Enumeremos, en quinto lugar, el derecho a estar arrugados, ser cada vez más feos, tener el cabello escaso y canoso, pelos en las orejas y, con frecuencia, alguna gotita en el pantalón que revela la hiperplasia benigna de próstata, acompañante infaltable de la vejez. Todos estos rasgos se deben ostentar con verdadero orgullo ya que muestran que constituimos una especie realmente privilegiada. Hemos podido sortear con éxito los peligros de las enfermedades, de la delincuencia, de los accidentes de tránsito y de los espantosos gobiernos y temibles ministros de economía.

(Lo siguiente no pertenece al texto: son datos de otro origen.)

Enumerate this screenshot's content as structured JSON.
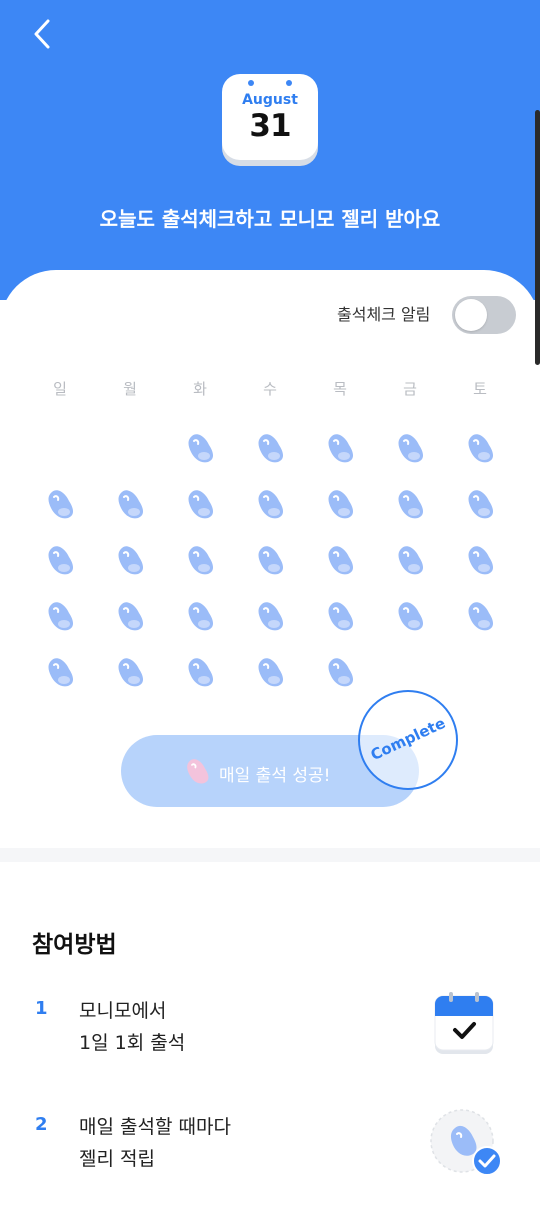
{
  "header": {
    "back_icon": "chevron-left-icon",
    "month": "August",
    "day": "31",
    "message": "오늘도 출석체크하고 모니모 젤리 받아요",
    "background_color": "#3d87f5"
  },
  "attendance": {
    "alarm_label": "출석체크 알림",
    "alarm_on": false,
    "weekdays": [
      "일",
      "월",
      "화",
      "수",
      "목",
      "금",
      "토"
    ],
    "jelly_icon": "jelly-icon",
    "jelly_color": "#9bbcf8",
    "checked_days": 31,
    "success_button_label": "매일 출석 성공!",
    "stamp_text": "Complete"
  },
  "how_to": {
    "title": "참여방법",
    "steps": [
      {
        "num": "1",
        "line1": "모니모에서",
        "line2": "1일 1회 출석",
        "icon": "calendar-check-icon"
      },
      {
        "num": "2",
        "line1": "매일 출석할 때마다",
        "line2": "젤리 적립",
        "icon": "jelly-check-icon"
      }
    ]
  },
  "colors": {
    "accent": "#2f7ef0",
    "button_disabled": "#b7d3fb"
  }
}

Las canas y la hipertrofia de próstata deben ser lucidas como las medallas con que nos ha premiado la vida.
La búsqueda de la “eterna juventud”, tan promocionada en este mundo posmoderno y que incluye este horror senectutis (horror a la vejez) encubre un temor más profundo, el horror mortis, horror que trae como consecuencia la negación de la muerte, ya sea en la forma norteamericana en que, mediante la tanatopraxia, el muerto parece más vivo de lo que estaba antes de fallecer o mediante el estilo escandinavo; de la terapia intensiva al crematorio y la dispersión de las cenizas. Pero, esta negación y encubrimiento de la vejez y la muerte, esta sustitución de la realidad por la ilusión y el simulacro, ¿no será, en el fondo, una negación de la vida real, un horror vitae? Los viejos somos como carteles móviles que van anunciando a todos la inexorable inminencia de la decadencia y la muerte.

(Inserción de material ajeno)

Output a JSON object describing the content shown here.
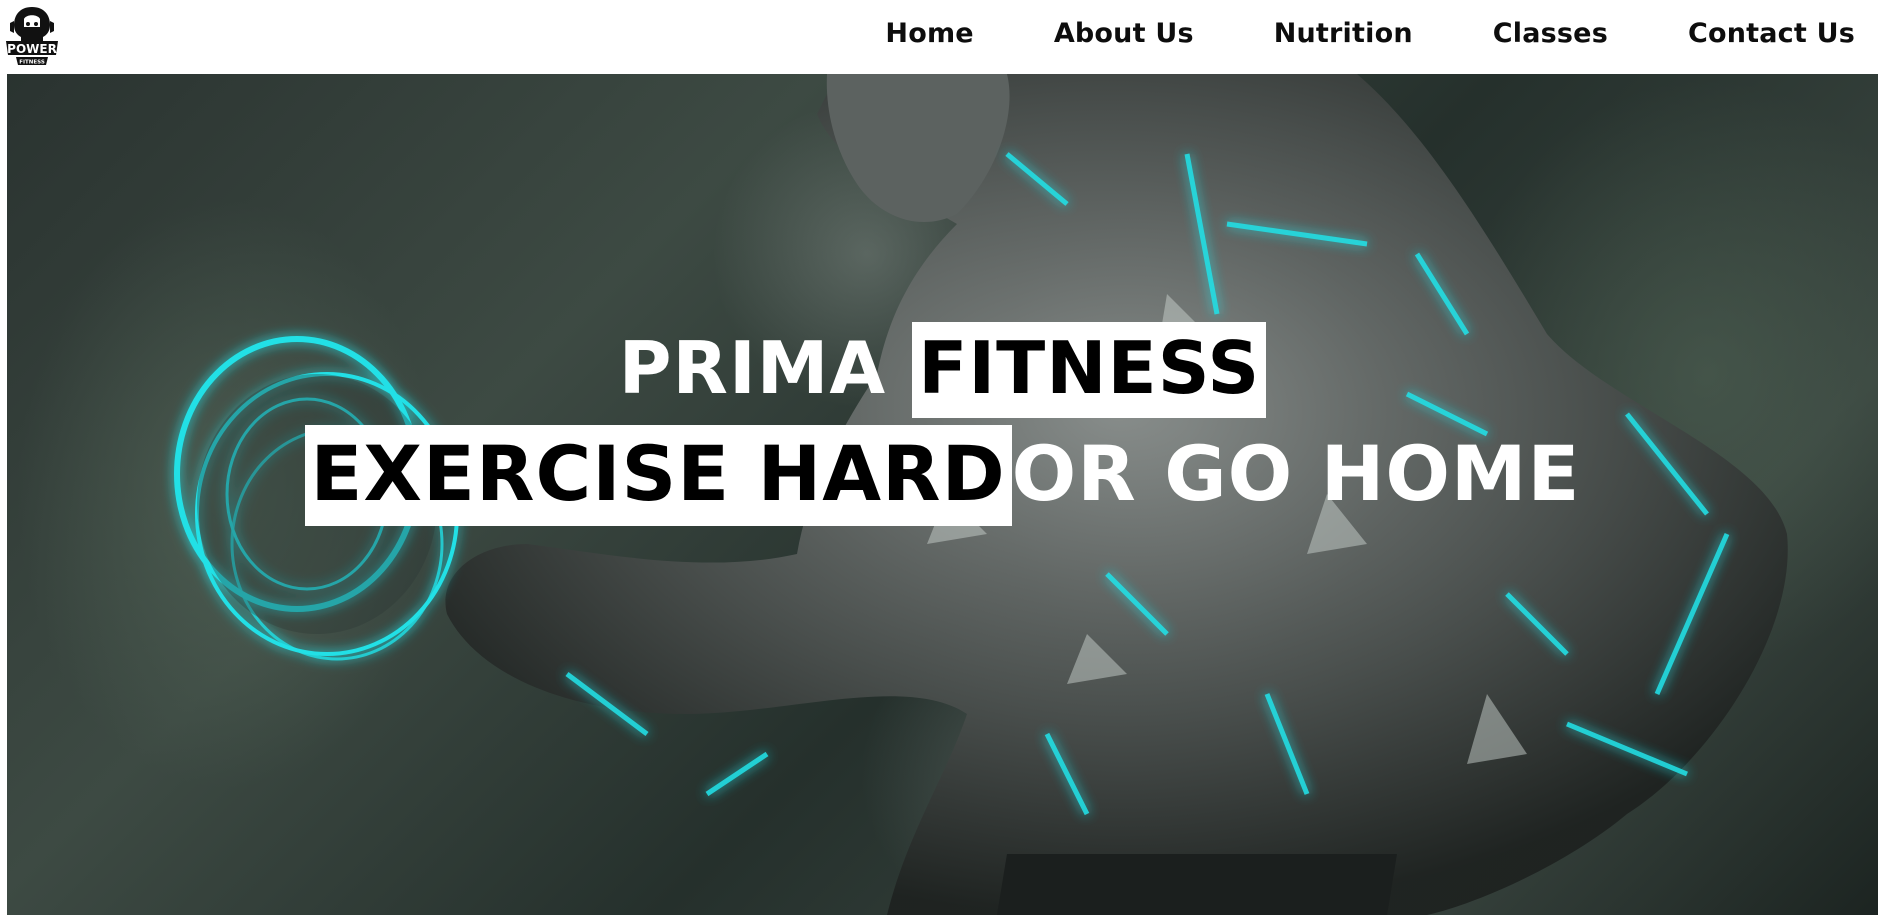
{
  "header": {
    "logo": {
      "icon": "power-fitness-logo",
      "text_top": "POWER",
      "text_bottom": "FITNESS"
    },
    "nav": {
      "items": [
        {
          "label": "Home"
        },
        {
          "label": "About Us"
        },
        {
          "label": "Nutrition"
        },
        {
          "label": "Classes"
        },
        {
          "label": "Contact Us"
        }
      ]
    }
  },
  "hero": {
    "image": "bodybuilder-with-dumbbell-illustration",
    "title_line1": {
      "part_white_text": "PRIMA ",
      "part_highlight": "FITNESS"
    },
    "title_line2": {
      "part_highlight": "EXERCISE HARD",
      "part_white_text": "OR GO HOME"
    }
  },
  "colors": {
    "nav_text": "#0d0d0d",
    "accent_glow": "#22e0e6",
    "highlight_bg": "#ffffff",
    "highlight_text": "#000000"
  }
}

Podríamos, en sexto lugar, enumerar algunos derechos menores pero cuyo reconocimiento es importante para la vida doméstica. Pienso, por ejemplo, en el derecho a dejar abierta la canilla del lavamanos, de olvidarse de apretar el botón del inodoro o dejar la llave puesta en la puerta de calle o encendida la hornalla de la cocina. Me limito a enumerar estos ejemplos a los que cada uno podrá agregar algunos más según su experiencia personal.

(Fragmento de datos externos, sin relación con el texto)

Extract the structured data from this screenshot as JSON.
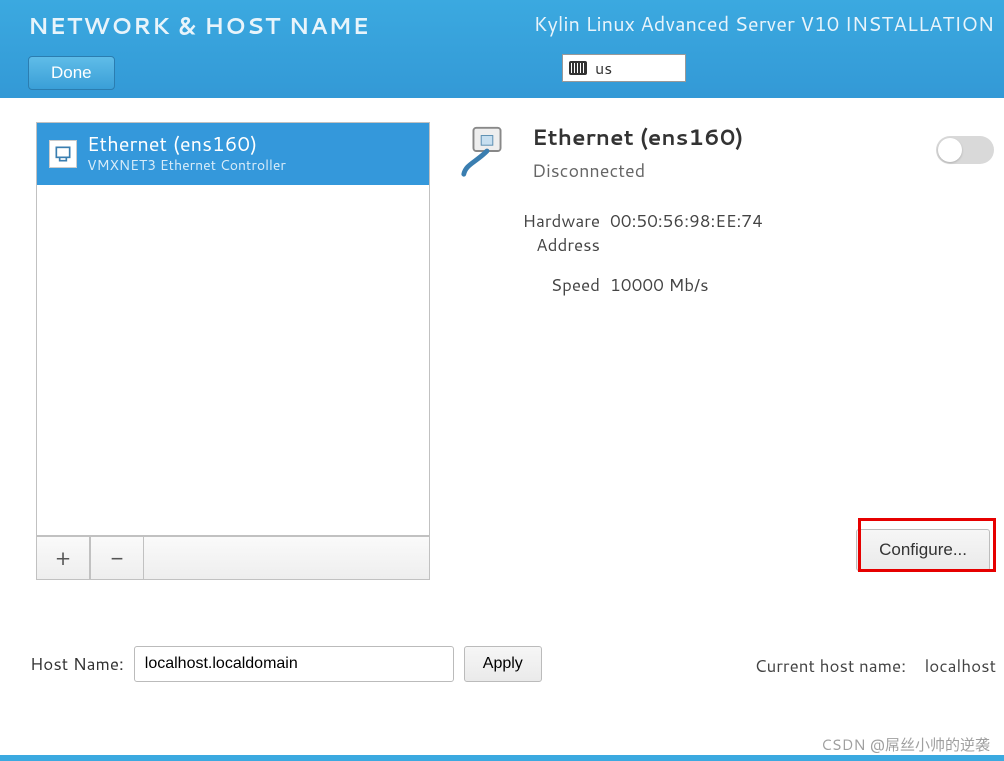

Y, cerrando este Heptálogo, no quiero dejar de enumerar el derecho de los viejos a ser poseedores de una sabiduría serena, distante, objetiva y descomprometida que sólo se va gestando cuando uno se va desprendiendo de los intereses mezquinos de la vida.
Vayamos concluyendo nuestra reflexión. Hemos hablado de los derechos de los niños, de los adultos y de los ancianos y, naturalmente pensamos que respetar estos derechos es un acto de verdadera justicia.
Pero mucho más elevado que la justicia y mucho más perfecto que ella es el amor.
Y así como un corazón sensible no podrá dejar de experimentar, ante una criatura pequeña, un amor tierno que saluda la maravilla de la vida que nace, ese mismo corazón sensible no podrá menos que experimentar, ante un anciano, un amor lleno de piedad que venera la vida que se desvanece.
Y gozar de este amor piadoso es lo único que nosotros, los abuelos, realmente deseamos.